Проблема применимости экономической науки становится очевидной даже из чтения книги, написанной ее апологетом. Очень забавно было читать главу об экономических прогнозах, из которой следовало, что точных прогнозов экономисты делать не могут, но ответственности за это не несут (зато, вполне следуя методологии Пола Самуэльсона более чем 60-летней давности, экономисты по-прежнему способны давать важную информацию: угадать знак изменения — упадет показатель или повысится, то есть, иными словами, с уверенностью утверждать, что температура в январе будет ниже, чем в июле). Но не в прогнозах дело. В конце концов, как сказал Коуз, теория — это не расписание самолетов или автобусов. Почти все теоретические работы, которые Гуриев использует в качестве орудий разоблачения, построены на сравнительном историческом анализе экономик разных стран. С 1970-х гг. «полезная» деятельность экономистов по построению сотен абстрактных моделей, которые публиковались в ведущих научных журналах и в большинстве своем только там же изредка цитировались, несколько приостановилась. Начался переход от универсальных моделей к теориям, возникающим на основе стилизованных фактов, обобщения эмпирических исследований и исторических данных. Автору, как и многим другим его коллегам-экономистам, полезно помнить об этом важнейшем для экономической науки напряжении между универсализмом и историзмом. Памятуя о нем, Гуриев вряд ли стал бы говорить об огромной и постоянно растущей сложности окружающего мира (с. 292) и вместе с тем бодро заявлять, что «как правило, более поздние (эконометрические — И. Б.) работы дают более надежные результаты» (с. 283). Вера в «универсальность экономических законов» (с. 294) давно уже не является той отличительной чертой экономистов, благодаря которой им удается сказать что-то содержательное о хозяйстве и обществе. Экономическая наука несется наперегонки с быстро меняющейся исторической реальностью современного мира и всегда будет опаздывать. Ее реальное достижение — в скромности, отказе (де-факто, но не де-юре) от универсалистских притязаний на вечную истину, в способности осмысленно оглядываться назад.

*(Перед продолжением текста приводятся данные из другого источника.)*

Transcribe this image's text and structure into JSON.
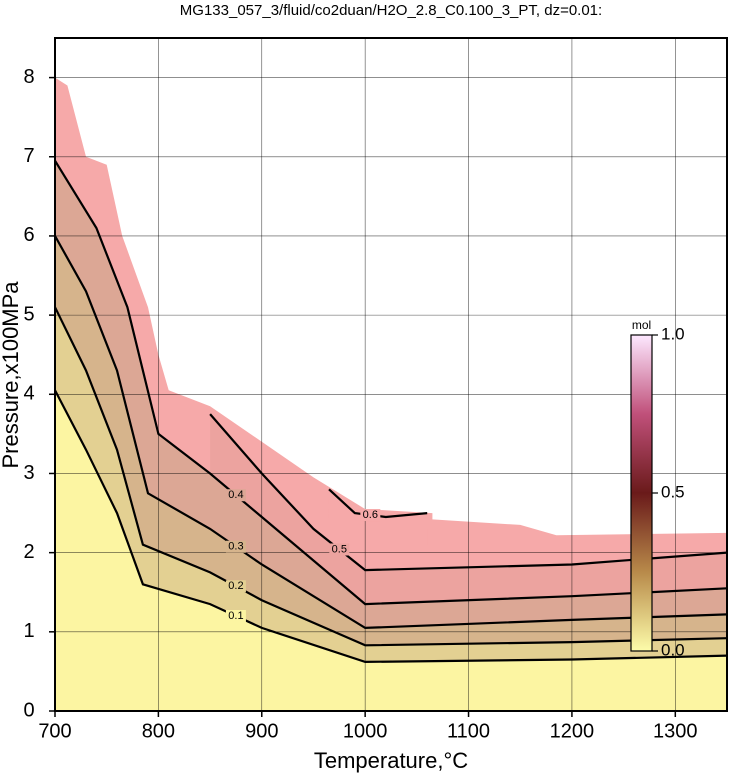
{
  "chart_data": {
    "type": "contour",
    "title": "MG133_057_3/fluid/co2duan/H2O_2.8_C0.100_3_PT, dz=0.01:",
    "x_label": "Temperature,°C",
    "y_label": "Pressure,x100MPa",
    "xlim": [
      700,
      1350
    ],
    "ylim": [
      0,
      8.5
    ],
    "xticks": [
      700,
      800,
      900,
      1000,
      1100,
      1200,
      1300
    ],
    "yticks": [
      0,
      1,
      2,
      3,
      4,
      5,
      6,
      7,
      8
    ],
    "grid": true,
    "region": {
      "color": "#f6a9a9",
      "x": [
        700,
        712,
        730,
        750,
        765,
        790,
        800,
        810,
        850,
        900,
        950,
        1000,
        1065,
        1065,
        1150,
        1185,
        1350
      ],
      "y": [
        8.0,
        7.9,
        7.0,
        6.9,
        6.0,
        5.1,
        4.5,
        4.05,
        3.85,
        3.4,
        2.95,
        2.55,
        2.5,
        2.42,
        2.35,
        2.22,
        2.25
      ]
    },
    "series": [
      {
        "name": "0.6",
        "color": "#000000",
        "fill": "#f6a9a9",
        "x": [
          965,
          990,
          1020,
          1060
        ],
        "y": [
          2.8,
          2.5,
          2.45,
          2.5
        ]
      },
      {
        "name": "0.5",
        "color": "#000000",
        "fill": "#eca39f",
        "x": [
          850,
          900,
          950,
          1000,
          1200,
          1350
        ],
        "y": [
          3.75,
          3.0,
          2.3,
          1.78,
          1.85,
          2.0
        ]
      },
      {
        "name": "0.4",
        "color": "#000000",
        "fill": "#dca795",
        "x": [
          700,
          740,
          770,
          800,
          850,
          900,
          1000,
          1200,
          1350
        ],
        "y": [
          6.95,
          6.1,
          5.1,
          3.5,
          3.0,
          2.45,
          1.35,
          1.45,
          1.55
        ]
      },
      {
        "name": "0.3",
        "color": "#000000",
        "fill": "#d6b48c",
        "x": [
          700,
          730,
          760,
          790,
          850,
          900,
          1000,
          1200,
          1350
        ],
        "y": [
          6.0,
          5.3,
          4.3,
          2.75,
          2.3,
          1.85,
          1.05,
          1.15,
          1.22
        ]
      },
      {
        "name": "0.2",
        "color": "#000000",
        "fill": "#e3d092",
        "x": [
          700,
          730,
          760,
          785,
          850,
          900,
          1000,
          1200,
          1350
        ],
        "y": [
          5.1,
          4.3,
          3.3,
          2.1,
          1.75,
          1.4,
          0.83,
          0.87,
          0.92
        ]
      },
      {
        "name": "0.1",
        "color": "#000000",
        "fill": "#fcf5a2",
        "x": [
          700,
          730,
          760,
          785,
          850,
          900,
          1000,
          1200,
          1350
        ],
        "y": [
          4.05,
          3.3,
          2.5,
          1.6,
          1.35,
          1.05,
          0.62,
          0.65,
          0.7
        ]
      }
    ],
    "colorbar": {
      "label": "mol",
      "clim": [
        0,
        1
      ],
      "colors": [
        "#fdfcaa",
        "#b88a4a",
        "#6a1a1a",
        "#c0507a",
        "#fde8ff"
      ],
      "ticks": [
        {
          "value": 0,
          "label": "0.0"
        },
        {
          "value": 0.5,
          "label": "0.5"
        },
        {
          "value": 1,
          "label": "1.0"
        }
      ]
    }
  }
}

Именно с этим связаны идейные преимущества, столь удачно продемонстрированные в «Мифах экономики» — книге, изобилующей занятными и важными сведениями, которые, несомненно, будут полезны всем, кто принимает серьезные решения и хочет прислушаться к мнению профессиональных экономистов.

Примечания:

[1] Действительно ли россияне (или большинство экспертного сообщества — остается неясным) считают, что аукционы — это экзотический способ распределения ресурсов (с. 114), что рыночные механизмы (sic!) сами справятся с дискриминацией (с. 132), что развитие финансовых рынков не зависит от прав собственности (с. 153), что отечественная миграционная политика защищает российских граждан и поощряет приток квалифицированных кадров (sic!) и туристов из разных стран (с. 247), что привлечь эти кадры невозможно, и поэтому (!) надо бороться с отъездом отечественных ученых (с. 263)?

[2] Здесь не место подробно говорить о логике мифа, о том, насколько важно мифологическое мышление в том числе и для научного знания, часто похожего на миф, о тех преимуществах и недостатках, которыми обладает миф как руководство к действию по сравнению с вечно неопределенными и неоднозначными выводами науки, которые постоянно пересматриваются.

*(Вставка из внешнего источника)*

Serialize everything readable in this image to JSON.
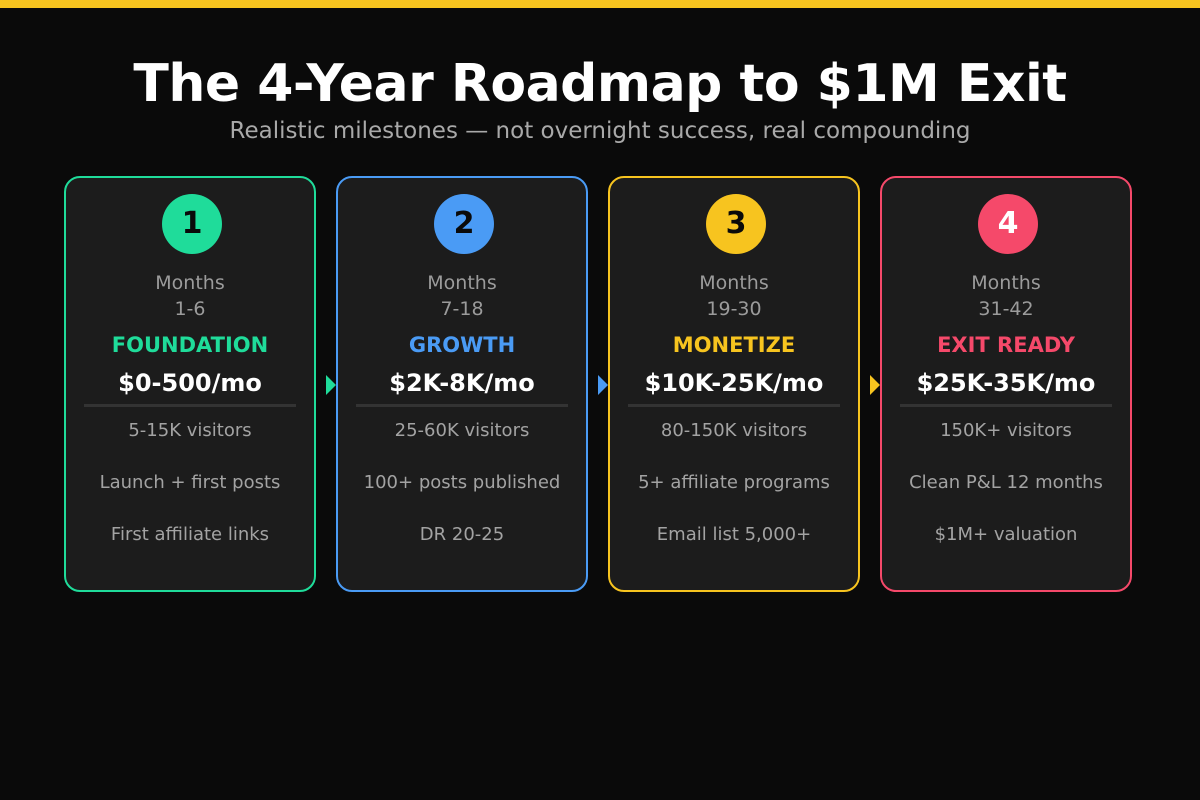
{
  "header": {
    "title": "The 4-Year Roadmap to $1M Exit",
    "subtitle": "Realistic milestones — not overnight success, real compounding"
  },
  "colors": {
    "accent_bar": "#f7c41f",
    "background": "#0a0a0a",
    "card_background": "#1c1c1c"
  },
  "phases": [
    {
      "number": "1",
      "months_label": "Months",
      "months_range": "1-6",
      "name": "FOUNDATION",
      "revenue": "$0-500/mo",
      "color": "#1fdc9a",
      "number_color": "#0a0a0a",
      "milestones": [
        "5-15K visitors",
        "Launch + first posts",
        "First affiliate links"
      ]
    },
    {
      "number": "2",
      "months_label": "Months",
      "months_range": "7-18",
      "name": "GROWTH",
      "revenue": "$2K-8K/mo",
      "color": "#4a9bf5",
      "number_color": "#0a0a0a",
      "milestones": [
        "25-60K visitors",
        "100+ posts published",
        "DR 20-25"
      ]
    },
    {
      "number": "3",
      "months_label": "Months",
      "months_range": "19-30",
      "name": "MONETIZE",
      "revenue": "$10K-25K/mo",
      "color": "#f7c41f",
      "number_color": "#0a0a0a",
      "milestones": [
        "80-150K visitors",
        "5+ affiliate programs",
        "Email list 5,000+"
      ]
    },
    {
      "number": "4",
      "months_label": "Months",
      "months_range": "31-42",
      "name": "EXIT READY",
      "revenue": "$25K-35K/mo",
      "color": "#f5496a",
      "number_color": "#ffffff",
      "milestones": [
        "150K+ visitors",
        "Clean P&L 12 months",
        "$1M+ valuation"
      ]
    }
  ]
}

[3] По-видимому, только неосведомленностью (и, пожалуй, небрежной редактурой) объясняется и то, почему книга Шумпетера, вышедшая по‑немецки в 1911 г., цитируется по английскому изданию 1934 г., но датирована все тем же 1911 г. (с. 154), и почему антология «Collectivist economic planning» под редакцией Хайека, цитируется так, как будто она была издана в том же году, что и вошедшая в нее статья Энрико Бароне (опубликованная впервые в 1908 г.), когда (будущему) редактору антологии было 9 лет (с. 184).

[4] Осталась непонятной и позиция автора по щекотливому вопросу о том, что же на что влияет — богатство страны (в данном случае США) на статус и качество экономических исследований или наоборот (с. 273).